During their time in Oregon, the Mercers purchased three hundred lots in Astoria. Although the real estate endeavor was not lucrative for Mercer, his descendants sold the Astoria properties in 1970 for a substantial sum.

==The Johnson County War==

Mercer became well known throughout the West as a publisher and eventually found his way to Cheyenne, Wyoming, where he co-founded the Northwestern Livestock Journal (1883-1892), a weekly newspaper which served as a public relations vehicle for the moneyed cattle interests. As Mercer came to see the clearly underhanded treatment of individual ranchers by the cartels, he began to write more scathing accounts of the events that were unfolding on the open range. After the Johnson County War, Mercer switched sides and recounted the invasion in the week's columns on October 12, 1892, just three weeks before elections. Denounced as the author if not the instigator of the plan, his account was told in his book The Banditti of the Plains (1894), which was suppressed in its day and is still difficult to find in public libraries in some parts of the Western U.S.

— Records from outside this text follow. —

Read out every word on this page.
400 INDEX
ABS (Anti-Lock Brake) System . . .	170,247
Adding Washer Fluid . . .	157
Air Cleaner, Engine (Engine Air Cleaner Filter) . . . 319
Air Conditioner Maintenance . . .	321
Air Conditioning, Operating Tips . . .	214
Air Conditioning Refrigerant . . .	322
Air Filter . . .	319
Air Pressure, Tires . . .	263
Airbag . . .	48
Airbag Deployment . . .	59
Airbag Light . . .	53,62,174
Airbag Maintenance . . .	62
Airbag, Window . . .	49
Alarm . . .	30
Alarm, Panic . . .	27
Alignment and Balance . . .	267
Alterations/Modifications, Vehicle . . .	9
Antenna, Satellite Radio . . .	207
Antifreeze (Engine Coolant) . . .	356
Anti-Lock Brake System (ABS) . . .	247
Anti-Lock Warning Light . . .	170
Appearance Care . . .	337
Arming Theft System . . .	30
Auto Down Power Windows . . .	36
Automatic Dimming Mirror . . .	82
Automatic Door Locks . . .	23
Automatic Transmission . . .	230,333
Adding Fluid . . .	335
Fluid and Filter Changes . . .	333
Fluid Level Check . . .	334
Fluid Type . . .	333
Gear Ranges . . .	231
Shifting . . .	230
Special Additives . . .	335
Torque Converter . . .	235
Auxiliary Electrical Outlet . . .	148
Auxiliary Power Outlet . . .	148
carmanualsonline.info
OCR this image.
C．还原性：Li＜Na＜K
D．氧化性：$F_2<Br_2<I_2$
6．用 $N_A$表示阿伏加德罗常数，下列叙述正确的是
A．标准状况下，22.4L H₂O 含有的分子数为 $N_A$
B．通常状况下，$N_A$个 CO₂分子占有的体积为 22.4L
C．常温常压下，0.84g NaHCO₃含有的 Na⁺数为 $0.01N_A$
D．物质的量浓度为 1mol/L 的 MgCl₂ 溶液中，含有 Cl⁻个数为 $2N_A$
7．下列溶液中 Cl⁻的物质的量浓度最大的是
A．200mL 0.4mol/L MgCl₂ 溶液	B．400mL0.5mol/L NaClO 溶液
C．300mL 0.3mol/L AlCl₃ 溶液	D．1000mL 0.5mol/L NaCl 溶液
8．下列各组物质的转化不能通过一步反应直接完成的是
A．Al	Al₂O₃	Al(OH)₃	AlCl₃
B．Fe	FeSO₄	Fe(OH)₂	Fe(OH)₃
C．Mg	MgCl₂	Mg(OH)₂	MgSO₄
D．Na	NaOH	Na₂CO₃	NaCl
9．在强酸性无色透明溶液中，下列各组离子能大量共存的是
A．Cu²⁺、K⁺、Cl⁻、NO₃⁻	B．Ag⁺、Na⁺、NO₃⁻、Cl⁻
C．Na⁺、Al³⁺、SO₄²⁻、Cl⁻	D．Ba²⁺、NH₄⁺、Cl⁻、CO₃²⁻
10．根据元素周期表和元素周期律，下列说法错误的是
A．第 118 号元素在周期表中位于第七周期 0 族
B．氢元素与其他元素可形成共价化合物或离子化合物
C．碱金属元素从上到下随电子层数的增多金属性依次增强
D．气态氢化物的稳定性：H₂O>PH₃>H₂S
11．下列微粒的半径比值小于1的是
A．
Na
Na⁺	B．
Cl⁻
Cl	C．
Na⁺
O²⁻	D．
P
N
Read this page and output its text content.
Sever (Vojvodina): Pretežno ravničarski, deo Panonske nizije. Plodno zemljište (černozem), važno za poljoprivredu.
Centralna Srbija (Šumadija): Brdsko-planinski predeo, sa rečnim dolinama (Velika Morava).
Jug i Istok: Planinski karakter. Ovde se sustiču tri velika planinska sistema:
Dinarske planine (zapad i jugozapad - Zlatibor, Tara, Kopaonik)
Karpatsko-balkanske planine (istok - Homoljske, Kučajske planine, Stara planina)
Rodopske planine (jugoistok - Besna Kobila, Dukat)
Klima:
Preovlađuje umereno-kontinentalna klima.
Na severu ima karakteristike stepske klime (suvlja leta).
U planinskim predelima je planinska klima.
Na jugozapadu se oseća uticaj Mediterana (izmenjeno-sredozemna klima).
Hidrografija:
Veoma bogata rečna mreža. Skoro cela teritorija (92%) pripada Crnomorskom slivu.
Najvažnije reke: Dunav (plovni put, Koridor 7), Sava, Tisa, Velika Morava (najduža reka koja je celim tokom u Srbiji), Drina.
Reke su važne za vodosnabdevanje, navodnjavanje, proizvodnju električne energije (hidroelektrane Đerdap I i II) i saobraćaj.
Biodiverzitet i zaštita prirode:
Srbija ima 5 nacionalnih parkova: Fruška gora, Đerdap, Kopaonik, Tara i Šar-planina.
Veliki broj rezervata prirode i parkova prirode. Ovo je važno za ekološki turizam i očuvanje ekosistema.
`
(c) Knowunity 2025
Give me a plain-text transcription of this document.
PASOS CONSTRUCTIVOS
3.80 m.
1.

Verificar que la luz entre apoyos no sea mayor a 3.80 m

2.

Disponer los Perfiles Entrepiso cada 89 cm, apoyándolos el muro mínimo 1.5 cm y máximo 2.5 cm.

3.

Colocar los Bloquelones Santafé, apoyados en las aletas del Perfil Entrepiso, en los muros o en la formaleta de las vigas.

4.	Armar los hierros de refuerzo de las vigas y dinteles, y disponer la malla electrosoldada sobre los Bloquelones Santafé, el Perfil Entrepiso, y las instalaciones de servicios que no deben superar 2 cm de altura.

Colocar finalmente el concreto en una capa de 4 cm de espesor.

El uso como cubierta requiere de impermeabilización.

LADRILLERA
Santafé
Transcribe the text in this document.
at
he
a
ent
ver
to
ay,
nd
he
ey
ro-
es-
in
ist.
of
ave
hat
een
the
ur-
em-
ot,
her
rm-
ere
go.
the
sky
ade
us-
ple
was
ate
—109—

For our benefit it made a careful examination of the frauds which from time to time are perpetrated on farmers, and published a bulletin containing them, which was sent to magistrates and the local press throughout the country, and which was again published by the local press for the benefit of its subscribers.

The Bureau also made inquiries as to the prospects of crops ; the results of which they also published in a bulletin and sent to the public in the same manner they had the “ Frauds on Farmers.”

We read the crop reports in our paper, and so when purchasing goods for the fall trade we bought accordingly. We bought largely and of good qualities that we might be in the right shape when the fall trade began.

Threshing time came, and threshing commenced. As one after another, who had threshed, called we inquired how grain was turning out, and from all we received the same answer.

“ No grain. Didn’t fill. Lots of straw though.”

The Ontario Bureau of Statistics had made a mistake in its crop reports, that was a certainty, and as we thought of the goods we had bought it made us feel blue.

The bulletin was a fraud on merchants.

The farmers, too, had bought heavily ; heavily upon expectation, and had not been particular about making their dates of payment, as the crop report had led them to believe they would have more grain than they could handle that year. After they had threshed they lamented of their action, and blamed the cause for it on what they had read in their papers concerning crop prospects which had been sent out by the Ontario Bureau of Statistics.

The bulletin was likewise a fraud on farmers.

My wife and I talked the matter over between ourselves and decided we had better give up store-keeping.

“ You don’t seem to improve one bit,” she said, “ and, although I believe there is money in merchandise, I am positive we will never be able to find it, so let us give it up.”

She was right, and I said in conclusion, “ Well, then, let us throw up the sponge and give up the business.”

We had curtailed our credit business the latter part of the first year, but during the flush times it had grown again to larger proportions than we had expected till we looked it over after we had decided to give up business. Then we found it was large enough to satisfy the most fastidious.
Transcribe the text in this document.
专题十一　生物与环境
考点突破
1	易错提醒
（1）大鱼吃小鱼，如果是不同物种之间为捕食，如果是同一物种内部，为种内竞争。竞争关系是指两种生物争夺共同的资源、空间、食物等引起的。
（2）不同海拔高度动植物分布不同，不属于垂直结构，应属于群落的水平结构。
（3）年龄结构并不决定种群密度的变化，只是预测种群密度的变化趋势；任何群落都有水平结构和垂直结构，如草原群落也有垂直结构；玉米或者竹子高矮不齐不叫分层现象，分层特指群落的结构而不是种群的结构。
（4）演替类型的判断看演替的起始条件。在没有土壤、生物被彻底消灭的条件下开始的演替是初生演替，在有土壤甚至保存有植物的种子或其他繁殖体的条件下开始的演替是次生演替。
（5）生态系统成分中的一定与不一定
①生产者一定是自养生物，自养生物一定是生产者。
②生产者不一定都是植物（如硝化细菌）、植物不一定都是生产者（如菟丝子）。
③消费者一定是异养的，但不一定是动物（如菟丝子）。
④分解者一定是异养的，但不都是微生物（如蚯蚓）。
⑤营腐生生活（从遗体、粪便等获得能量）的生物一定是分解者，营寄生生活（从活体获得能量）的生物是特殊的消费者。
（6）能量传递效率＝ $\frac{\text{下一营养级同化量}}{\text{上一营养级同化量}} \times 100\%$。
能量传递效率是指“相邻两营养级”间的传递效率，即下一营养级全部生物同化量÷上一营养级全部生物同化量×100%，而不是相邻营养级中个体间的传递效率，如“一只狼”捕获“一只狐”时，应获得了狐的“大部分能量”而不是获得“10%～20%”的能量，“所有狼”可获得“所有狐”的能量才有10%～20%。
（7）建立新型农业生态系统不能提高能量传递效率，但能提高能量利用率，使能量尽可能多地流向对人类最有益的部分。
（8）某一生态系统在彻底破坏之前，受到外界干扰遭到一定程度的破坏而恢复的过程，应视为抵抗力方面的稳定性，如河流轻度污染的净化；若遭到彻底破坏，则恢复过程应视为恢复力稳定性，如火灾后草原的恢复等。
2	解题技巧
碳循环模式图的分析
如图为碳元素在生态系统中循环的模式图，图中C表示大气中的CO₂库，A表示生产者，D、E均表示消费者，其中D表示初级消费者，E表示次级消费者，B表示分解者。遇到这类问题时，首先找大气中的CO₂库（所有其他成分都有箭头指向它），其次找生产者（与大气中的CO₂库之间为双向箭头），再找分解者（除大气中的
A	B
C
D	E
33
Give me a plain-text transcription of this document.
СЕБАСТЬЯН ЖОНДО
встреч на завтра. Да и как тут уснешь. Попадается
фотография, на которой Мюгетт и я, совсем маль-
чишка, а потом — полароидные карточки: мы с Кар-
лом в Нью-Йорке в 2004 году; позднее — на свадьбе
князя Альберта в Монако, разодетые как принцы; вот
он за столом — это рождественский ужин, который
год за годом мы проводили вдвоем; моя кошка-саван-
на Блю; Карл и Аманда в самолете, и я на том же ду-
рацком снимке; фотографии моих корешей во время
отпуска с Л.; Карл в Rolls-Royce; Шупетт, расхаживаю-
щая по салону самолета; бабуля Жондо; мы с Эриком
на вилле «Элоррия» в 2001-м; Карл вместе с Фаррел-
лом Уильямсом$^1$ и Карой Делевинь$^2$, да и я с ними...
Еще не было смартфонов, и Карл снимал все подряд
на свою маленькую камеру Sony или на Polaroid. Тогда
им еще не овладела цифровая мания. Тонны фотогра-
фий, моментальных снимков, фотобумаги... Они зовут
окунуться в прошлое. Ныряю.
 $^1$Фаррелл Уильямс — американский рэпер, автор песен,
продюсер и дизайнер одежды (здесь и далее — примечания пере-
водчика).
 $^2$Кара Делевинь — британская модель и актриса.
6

Following the events of the Johnson County War, his newspaper office was torched by arsonists and the book's entire second edition was hijacked enroute from Denver. Mercer settled into the quiet life of a rancher in Hyattville, Wyoming.

== Personal life ==
Mercer married Annie Elizabeth Stephens, a 26-year-old Irish-Catholic from Baltimore, on July 15, 1866. They had two daughters and six sons; three of their children died in infancy and another as a teenager. Annie Mercer died on October 16, 1900. Asa Mercer died on August 10, 1917, from dysentery.